Dans un silence religieux, le professeur Babkine brancha le câble de son ordinateur à l'enceinte stéréo et appuya sur une touche de son clavier, libérant ainsi la voix sifflante et fatiguée du docteur Nazarof :

« 20h15. Je suis le seul médecin de garde ce soir. Avec cette tempête de neige qui n'en finit pas, il y a peu de chance que des patients arrivent jusqu'à nous.

20h40. Une femme inconsciente a été trouvée devant l'hôpital par une infirmière. Son corps était totalement nu. Pour l'heure, ses signes vitaux sont faibles. D'après la taille de son abdomen, elle doit être enceinte, peut-être même à terme. Quel monstre a pu l'abandonner dans cet état ? Le corps de la patiente présente des lésions dont la forme évoque de larges morsures... j'espère me tromper.

21h24
La patiente a repris connaissance en se réchauffant, mais n'a pas l'air de comprendre notre langue. Elle est terrifiée, son comportement est proche de celui d'une bête sauvage. Nous avons dû l'attacher à son lit pour sa propre sécurité, ainsi que pour la nôtre.

21h35
Une panne de courant nous a plongé dans le noir et le générateur de secours ne se met pas en route. Il m'est impossible d'avoir une image du foetus dans ces conditions. Je crains pour la vie de l'enfant que ma patiente porte. Les cris qu'elle pousse sont à glacer le sang.

21h52
Une aide-soignante utilise son téléphone pour éclairer la chambre de la patiente. Celle-ci a perdu les eaux, il y a quelques minutes. Les contractions semblent se rapprocher, mais cela reste difficile à affirmer sans le témoignage de la mère. Et ses cris...

22h20
Le bébé paraît anormalement agité, on peut voir ses doigts depuis l'intérieur du ventre de sa mère, comme pour en sortir. J'ai cru voir une longue griffe se dessiner sous la surface de sa peau, mais c'est probablement le manque de lumière... ou la fatigue qui me fait imaginer des choses.

22H45

Le col est déjà dilaté à 10. Je ne comprends pas. C'est beaucoup trop rapide.

23h52
Le bébé ne se présente pas malgré la dilatation et les contractions apparentes. La patiente a de nouveau perdu connaissance, je me prépare à inciser pour l'extraire par césarienne.

00h00
C'est impossible... le ventre de la patiente, s'est ouvert tout seul, de l'intérieur, il n'y a plus rien... elle est... morte, les infirmières et l'aide-soignante ne répondent plus... et j'entends des bruits, comme un rat qui gratterait au mur, ça se rapproche... Qu'est-ce que... ? NON, HAAAAAAAAAAAAAAAAAAAAAAAAA »

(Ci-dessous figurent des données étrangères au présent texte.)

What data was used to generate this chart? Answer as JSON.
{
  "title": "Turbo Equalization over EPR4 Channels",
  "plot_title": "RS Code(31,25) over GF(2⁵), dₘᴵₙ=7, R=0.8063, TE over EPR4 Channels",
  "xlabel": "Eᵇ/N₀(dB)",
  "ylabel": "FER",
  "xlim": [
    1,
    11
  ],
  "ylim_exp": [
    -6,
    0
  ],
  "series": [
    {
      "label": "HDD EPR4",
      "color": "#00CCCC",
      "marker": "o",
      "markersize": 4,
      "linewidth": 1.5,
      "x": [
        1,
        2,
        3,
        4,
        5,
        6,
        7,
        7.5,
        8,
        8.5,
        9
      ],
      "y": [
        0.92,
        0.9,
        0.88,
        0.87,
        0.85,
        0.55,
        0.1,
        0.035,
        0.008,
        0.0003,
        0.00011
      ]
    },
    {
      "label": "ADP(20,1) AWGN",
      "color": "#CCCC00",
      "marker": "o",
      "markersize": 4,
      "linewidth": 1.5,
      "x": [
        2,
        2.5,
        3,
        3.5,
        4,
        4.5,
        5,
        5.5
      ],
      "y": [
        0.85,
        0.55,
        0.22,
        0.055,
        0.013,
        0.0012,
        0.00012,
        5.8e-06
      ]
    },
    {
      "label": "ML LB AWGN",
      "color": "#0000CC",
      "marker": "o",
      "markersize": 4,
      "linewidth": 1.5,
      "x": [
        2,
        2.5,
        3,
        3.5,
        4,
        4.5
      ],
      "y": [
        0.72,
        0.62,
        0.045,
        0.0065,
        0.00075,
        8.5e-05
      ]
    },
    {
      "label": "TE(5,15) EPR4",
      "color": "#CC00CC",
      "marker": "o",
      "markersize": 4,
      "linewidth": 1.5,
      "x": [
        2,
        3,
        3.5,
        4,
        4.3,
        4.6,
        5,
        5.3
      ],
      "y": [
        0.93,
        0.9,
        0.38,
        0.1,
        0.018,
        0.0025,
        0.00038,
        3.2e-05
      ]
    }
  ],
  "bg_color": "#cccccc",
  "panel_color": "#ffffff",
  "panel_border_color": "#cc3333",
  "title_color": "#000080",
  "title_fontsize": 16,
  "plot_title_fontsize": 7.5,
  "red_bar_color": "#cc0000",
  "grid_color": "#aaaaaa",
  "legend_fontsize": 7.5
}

Son cri glaçant fut étouffé par des grésillements avant de se taire complétement, laissant sous le choc les étudiants du professeur Babkine.
— Voici à présent plusieurs photographies du corps du docteur Nazarof prises par le coroner ainsi que le rapport d'autopsie. Comme vous pouvez le constater, il présente des lésions identiques à celles décrites sur sa patiente à son arrivée. Je n'ai qu'une question à vous poser : « quelle est, à votre avis, la cause de son décès ? Au travail, maintenant. »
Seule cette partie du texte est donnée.